As I look back, the changes didn’t stop with my reading habits. Freed from the tyranny of metrics, I began enjoying activities for their intrinsic worth again. I started sketching my digital art without worrying if I was ‘good enough’ or improving at a steady rate. I also began journaling more frequently—hence this blog—because the act of writing out my thoughts felt like both catharsis and discovery. I spent more time outdoors, cycling or travelling and marvelling at nature’s patient unfolding, rather than timing every chore with a stopwatch.

Just as in Achebe’s proverb, too much unyielding bravado can lead to one’s downfall. Whether it’s reading a staggering number of books or persisting in a career path that no longer serves us, sometimes we need the courage—or ‘cowardice,’ to use Achebe’s words—to yield. In many battles, a quiet retreat is not the shameful opposite of bravery; it can be a strategic move toward wholeness and longevity. We remain in our own ‘compounds,’ intact and ready to rebuild, rather than ending up in metaphorical ruins.

But here’s what I’ve gained in exchange for my metrics: the ability to quote lines that changed me, to feel stories in my bones, and to let books alter my way of seeing the world.
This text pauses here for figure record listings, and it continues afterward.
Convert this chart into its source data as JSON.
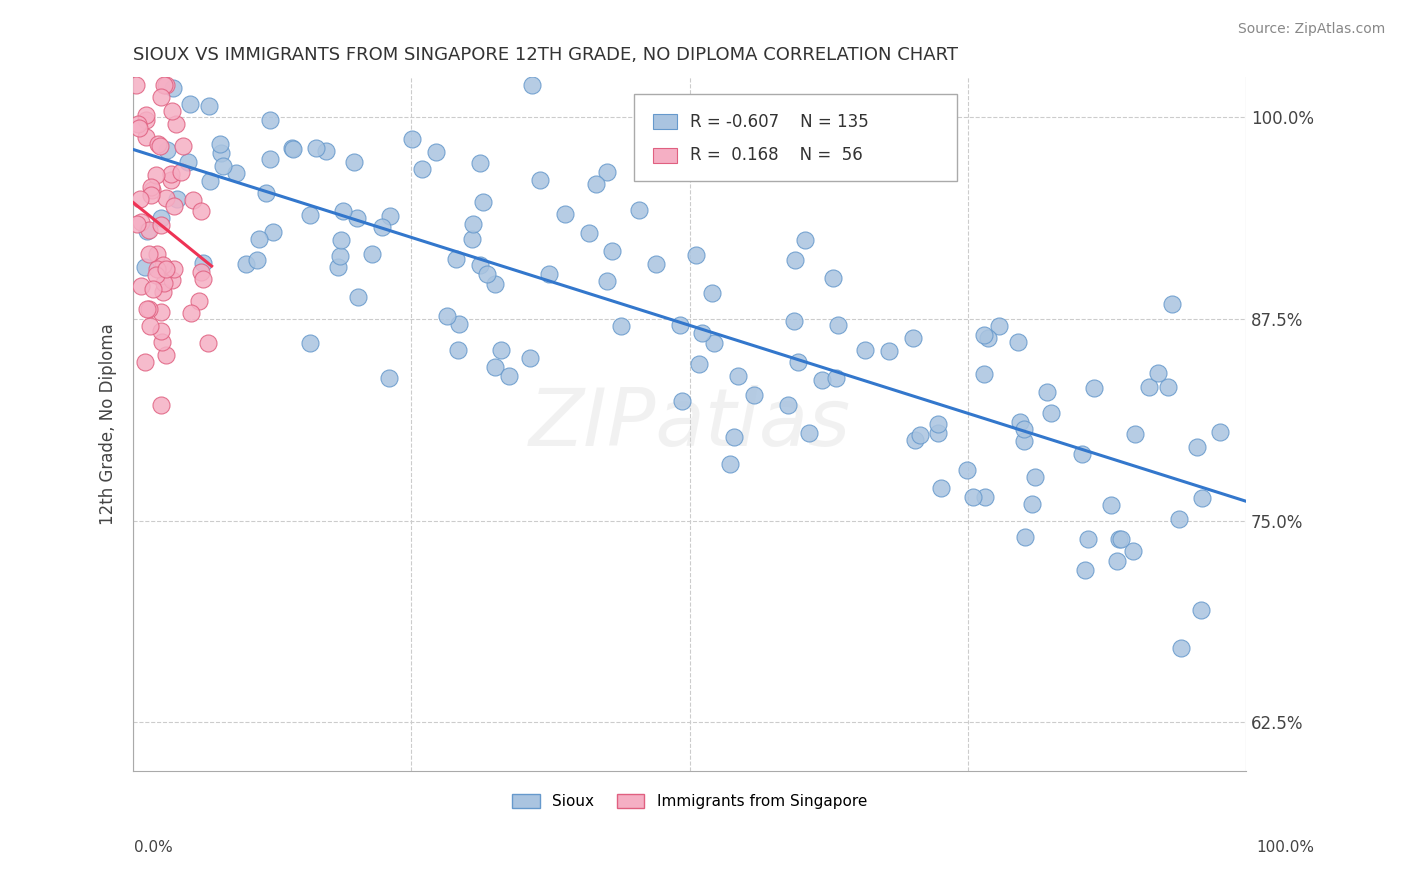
{
  "title": "SIOUX VS IMMIGRANTS FROM SINGAPORE 12TH GRADE, NO DIPLOMA CORRELATION CHART",
  "source": "Source: ZipAtlas.com",
  "ylabel": "12th Grade, No Diploma",
  "legend_label_1": "Sioux",
  "legend_label_2": "Immigrants from Singapore",
  "watermark": "ZIPatlas",
  "R_sioux": "-0.607",
  "N_sioux": "135",
  "R_immigrants": "0.168",
  "N_immigrants": "56",
  "sioux_color": "#aac4e0",
  "sioux_edge_color": "#6699cc",
  "immigrants_color": "#f5afc4",
  "immigrants_edge_color": "#e06080",
  "regression_sioux_color": "#3377cc",
  "regression_immigrants_color": "#ee3355",
  "xlim": [
    0.0,
    1.0
  ],
  "ylim": [
    0.595,
    1.025
  ],
  "yticks": [
    0.625,
    0.75,
    0.875,
    1.0
  ],
  "ytick_labels": [
    "62.5%",
    "75.0%",
    "87.5%",
    "100.0%"
  ]
}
I’ve learned that wisdom often comes disguised as surrender, that growth happens in the spaces between measurements, and that sometimes the most courageous act is to stop proving our courage.
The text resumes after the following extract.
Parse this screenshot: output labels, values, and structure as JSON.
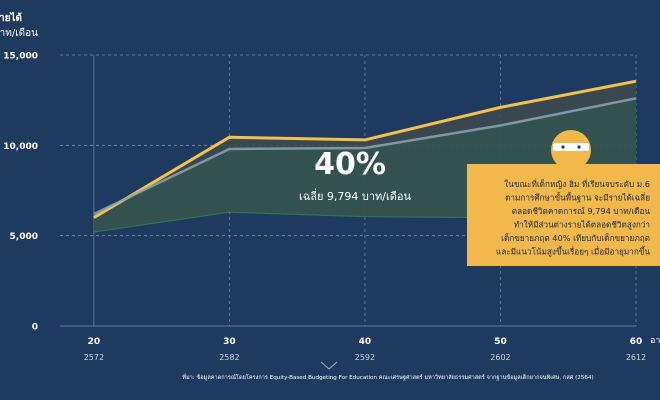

Today, when people ask how many books I’ve read this year, I confess I haven’t kept track. Reactions vary from bewilderment while others nod in slow recognition of a truth they sense too. Without the metrics, I savour words more deeply, remember resonant lines, and let stories affect me in ways that can’t be tallied on a chart. My pace is no longer frantic but measured, often leading me to revisit certain books instead of perpetually chasing new ones.

So I stand in my own ‘coward’s compound,’ reflecting on the illusions I once chased so fervently. Instead of feeling shame, I feel gratitude. By letting go of the games that demanded perpetual striving, I made room for a gentler but more authentic growth. My shelves—physical and digital—are still brimming with stories waiting to be discovered, yet they no longer loom like unfinished tasks. They beckon with the promise of exploration, not obligation.

The greatest wisdom, I’ve found, lies not in knowing how to win, but in knowing which games to play, which to abandon, and how to tell the difference. Sometimes the only way to win is not to play—and in that choice lies a different kind of victory, one that transforms not just the game, but the player as well.